Post Effects are another area on the austerity list, with lower quality, but still great per object motion blur, needed for the 30fps rates here. Depth of field is present, complete with those lovely Bokeh shapes, just of a lower Filter and pass, resulting in a more dithered look. As is hair cards, alpha and GI all being far lower quality or removed entirely in the case of light bounce.

Performance

  All these cuts do work well to the aim of performance, in fact this really impressed me even on the Xbox One during the opening mission. Taking PS4 & X1 first, 30fps is maintained well, helped by the use of adaptive v-sync which helps CPU and GPU bound moments, which this often will bounce back and forth along with memory. We see this on all versions with aggressive culling on alpha tick rates. Fire, smoke, mid distance animations and even shadow maps which can update every 5th frame. Object can draw in with grids, causing large 3D checkerboards when moving the camera from dis-occluded areas or opening a door. Sometimes you can see the room behind draw in, a cuboid at a time as you open it.

 It pays off though, as this is never a huge eye soar and allows both machines to run through most of the opening section without issue. No big dips from that 33ms target, helped as noted by an adaptive V-sync. Out into the open world though we do see some areas causes deviations from that. A long run into the main hub caused issues on all formats before, and here PS4 and Xbox One can dip and tear more than anywhere else, never heavy or for long periods and tend to be at sector streaming pockets To instantiate or destroy asset allocations in Ram or when fill rate limited with Alpha, Geometry, SSR on water bodies and such.
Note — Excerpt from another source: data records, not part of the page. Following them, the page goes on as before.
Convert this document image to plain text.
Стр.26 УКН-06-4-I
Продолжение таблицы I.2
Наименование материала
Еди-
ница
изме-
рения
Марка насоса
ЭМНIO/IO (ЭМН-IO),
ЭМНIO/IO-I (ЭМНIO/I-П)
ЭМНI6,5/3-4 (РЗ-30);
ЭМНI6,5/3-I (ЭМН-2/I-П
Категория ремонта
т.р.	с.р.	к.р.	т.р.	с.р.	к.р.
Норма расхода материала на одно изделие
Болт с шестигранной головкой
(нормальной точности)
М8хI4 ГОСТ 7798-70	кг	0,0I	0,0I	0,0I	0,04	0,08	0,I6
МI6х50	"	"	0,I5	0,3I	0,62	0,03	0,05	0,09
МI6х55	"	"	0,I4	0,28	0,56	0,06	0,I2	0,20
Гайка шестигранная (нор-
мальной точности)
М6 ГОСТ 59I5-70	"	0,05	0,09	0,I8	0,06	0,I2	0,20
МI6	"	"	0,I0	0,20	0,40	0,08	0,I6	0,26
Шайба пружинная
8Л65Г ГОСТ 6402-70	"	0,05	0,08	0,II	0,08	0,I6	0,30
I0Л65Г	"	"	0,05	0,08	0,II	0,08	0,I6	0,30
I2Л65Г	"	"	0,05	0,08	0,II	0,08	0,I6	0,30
Both consoles perform with margin of error of each other, showing the cuts and settings changes to X1 over PS4, such as resolution, more imposters, lower effects, all work to alleviate GPU and memory pressure. The results are often better than the previous Fallen order on the same machines. As I noted then it was never related to Hard Drives or access at all, but simply memory management and general engine code issues. The updates here aid all version with even the PC and current generation consoles all seeing big improvements to performance and quality in previous patches.
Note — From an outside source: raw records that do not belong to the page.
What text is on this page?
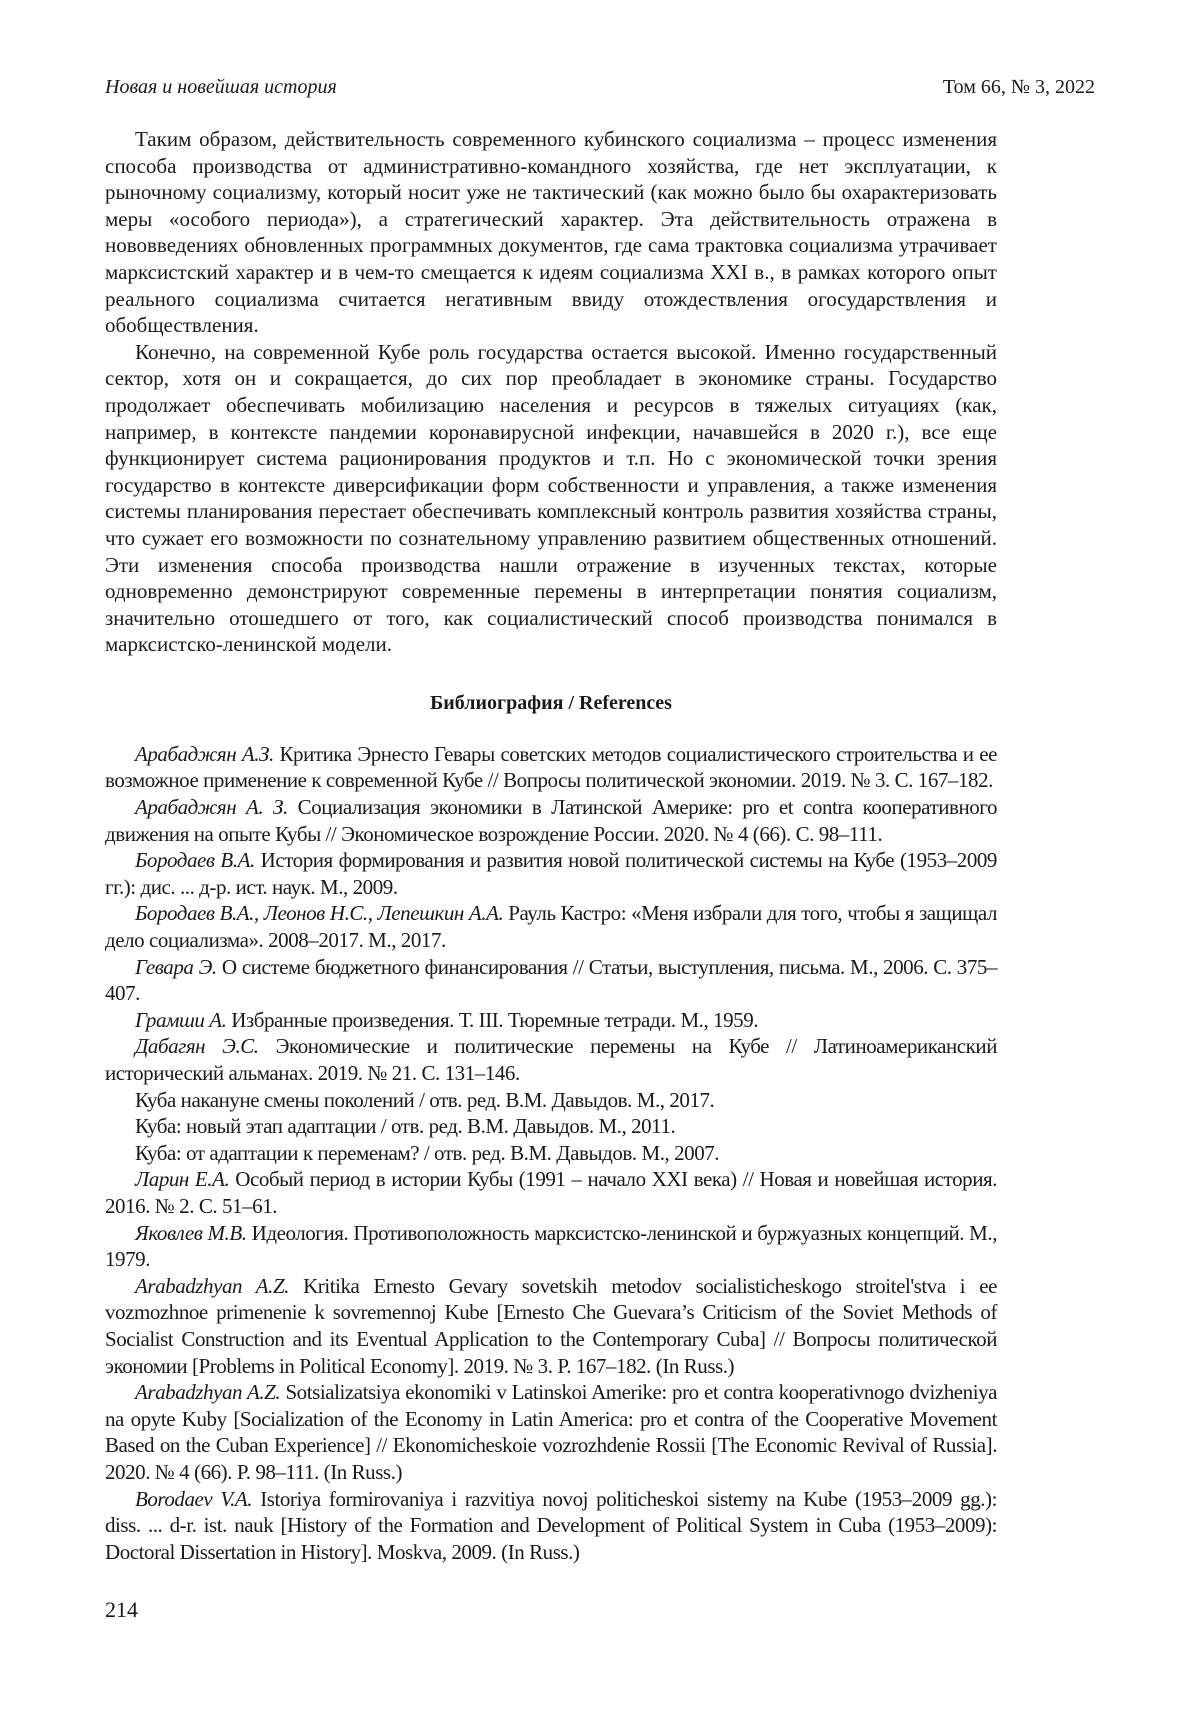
Новая и новейшая история	Том 66, № 3, 2022

Таким образом, действительность современного кубинского социализма – процесс изменения способа производства от административно-командного хозяйства, где нет эксплуатации, к рыночному социализму, который носит уже не тактический (как можно было бы охарактеризовать меры «особого периода»), а стратегический характер. Эта действительность отражена в нововведениях обновленных программных документов, где сама трактовка социализма утрачивает марксистский характер и в чем-то смещается к идеям социализма XXI в., в рамках которого опыт реального социализма считается негативным ввиду отождествления огосударствления и обобществления.

Конечно, на современной Кубе роль государства остается высокой. Именно государственный сектор, хотя он и сокращается, до сих пор преобладает в экономике страны. Государство продолжает обеспечивать мобилизацию населения и ресурсов в тяжелых ситуациях (как, например, в контексте пандемии коронавирусной инфекции, начавшейся в 2020 г.), все еще функционирует система рационирования продуктов и т.п. Но с экономической точки зрения государство в контексте диверсификации форм собственности и управления, а также изменения системы планирования перестает обеспечивать комплексный контроль развития хозяйства страны, что сужает его возможности по сознательному управлению развитием общественных отношений. Эти изменения способа производства нашли отражение в изученных текстах, которые одновременно демонстрируют современные перемены в интерпретации понятия социализм, значительно отошедшего от того, как социалистический способ производства понимался в марксистско-ленинской модели.

Библиография / References

Арабаджян А.З. Критика Эрнесто Гевары советских методов социалистического строительства и ее возможное применение к современной Кубе // Вопросы политической экономии. 2019. № 3. С. 167–182.

Арабаджян А. З. Социализация экономики в Латинской Америке: pro et contra кооперативного движения на опыте Кубы // Экономическое возрождение России. 2020. № 4 (66). С. 98–111.

Бородаев В.А. История формирования и развития новой политической системы на Кубе (1953–2009 гг.): дис. ... д-р. ист. наук. М., 2009.

Бородаев В.А., Леонов Н.С., Лепешкин А.А. Рауль Кастро: «Меня избрали для того, чтобы я защищал дело социализма». 2008–2017. М., 2017.

Гевара Э. О системе бюджетного финансирования // Статьи, выступления, письма. М., 2006. С. 375–407.

Грамши А. Избранные произведения. Т. III. Тюремные тетради. М., 1959.

Дабагян Э.С. Экономические и политические перемены на Кубе // Латиноамериканский исторический альманах. 2019. № 21. С. 131–146.

Куба накануне смены поколений / отв. ред. В.М. Давыдов. М., 2017.

Куба: новый этап адаптации / отв. ред. В.М. Давыдов. М., 2011.

Куба: от адаптации к переменам? / отв. ред. В.М. Давыдов. М., 2007.

Ларин Е.А. Особый период в истории Кубы (1991 – начало XXI века) // Новая и новейшая история. 2016. № 2. С. 51–61.

Яковлев М.В. Идеология. Противоположность марксистско-ленинской и буржуазных концепций. М., 1979.

Arabadzhyan A.Z. Kritika Ernesto Gevary sovetskih metodov socialisticheskogo stroitel'stva i ee vozmozhnoe primenenie k sovremennoj Kube [Ernesto Che Guevara’s Criticism of the Soviet Methods of Socialist Construction and its Eventual Application to the Contemporary Cuba] // Вопросы политической экономии [Problems in Political Economy]. 2019. № 3. P. 167–182. (In Russ.)

Arabadzhyan A.Z. Sotsializatsiya ekonomiki v Latinskoi Amerike: pro et contra kooperativnogo dvizheniya na opyte Kuby [Socialization of the Economy in Latin America: pro et contra of the Cooperative Movement Based on the Cuban Experience] // Ekonomicheskoie vozrozhdenie Rossii [The Economic Revival of Russia]. 2020. № 4 (66). P. 98–111. (In Russ.)

Borodaev V.A. Istoriya formirovaniya i razvitiya novoj politicheskoi sistemy na Kube (1953–2009 gg.): diss. ... d-r. ist. nauk [History of the Formation and Development of Political System in Cuba (1953–2009): Doctoral Dissertation in History]. Moskva, 2009. (In Russ.)

214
 Xbox Series X and PS4 Pro are almost rock solid through the same tests, not a surprise as they offer far more powerful hardware and we see an almost locked 33ms frame time throughout. Some sections, again memory limited, can see both skip into 16ms and some occasional 50ms spikes. No tearing was noted but is likely enabled just not required on the Professional consoles. If you want the best performing and visual quality of the last generation, then the Xbox One X takes the top spot but the PS4 Pro is almost identical.

 Loading Times

Platform   |   Loading from Menu   |   Fast Travel
PS5 Load        |  12:07 Seconds                |       10:22 Seconds
X1 load            |  1.34:51 Seconds            |      23:59 Seconds
PS4Pro            |     35:19 Seconds            |       15:28 Seconds

Summary

 The quality across all last generation consoles belies the issues I covered at launch on current gen and PC. The 18 month or so development time to get these last gen version up and running along with general UE4 updates the team have made across all formats was time and effort well spent. Some may call this a remarkable port but in reality it personifies what the majority of this generation has been. Jedi: Survivor is an incredible game, with some current gen technology within from Ray Tracing and SSD use, but at its heart this is a last gen game that was improved on PS5 , Xbox Series X and even Series S. This is glaringly obvious in the PS4 Pro and X1X versions which, at a glance could pass as current gen. That said this does not distract from a solid and high quality port, with some bugs still present such as memory stomp on X1X crashing to desktop and a broken boss battle on X1, again likely limits within that memory space. But if you never moved to PS5 or Xbox Series X then these version deliver all the quality, action, fun and enjoyment even on the Xbox One. Sure, image quality is lower, effects and the polish of the current gen but a few minutes in the look and feel of one of the best games of 2023 is present and correct.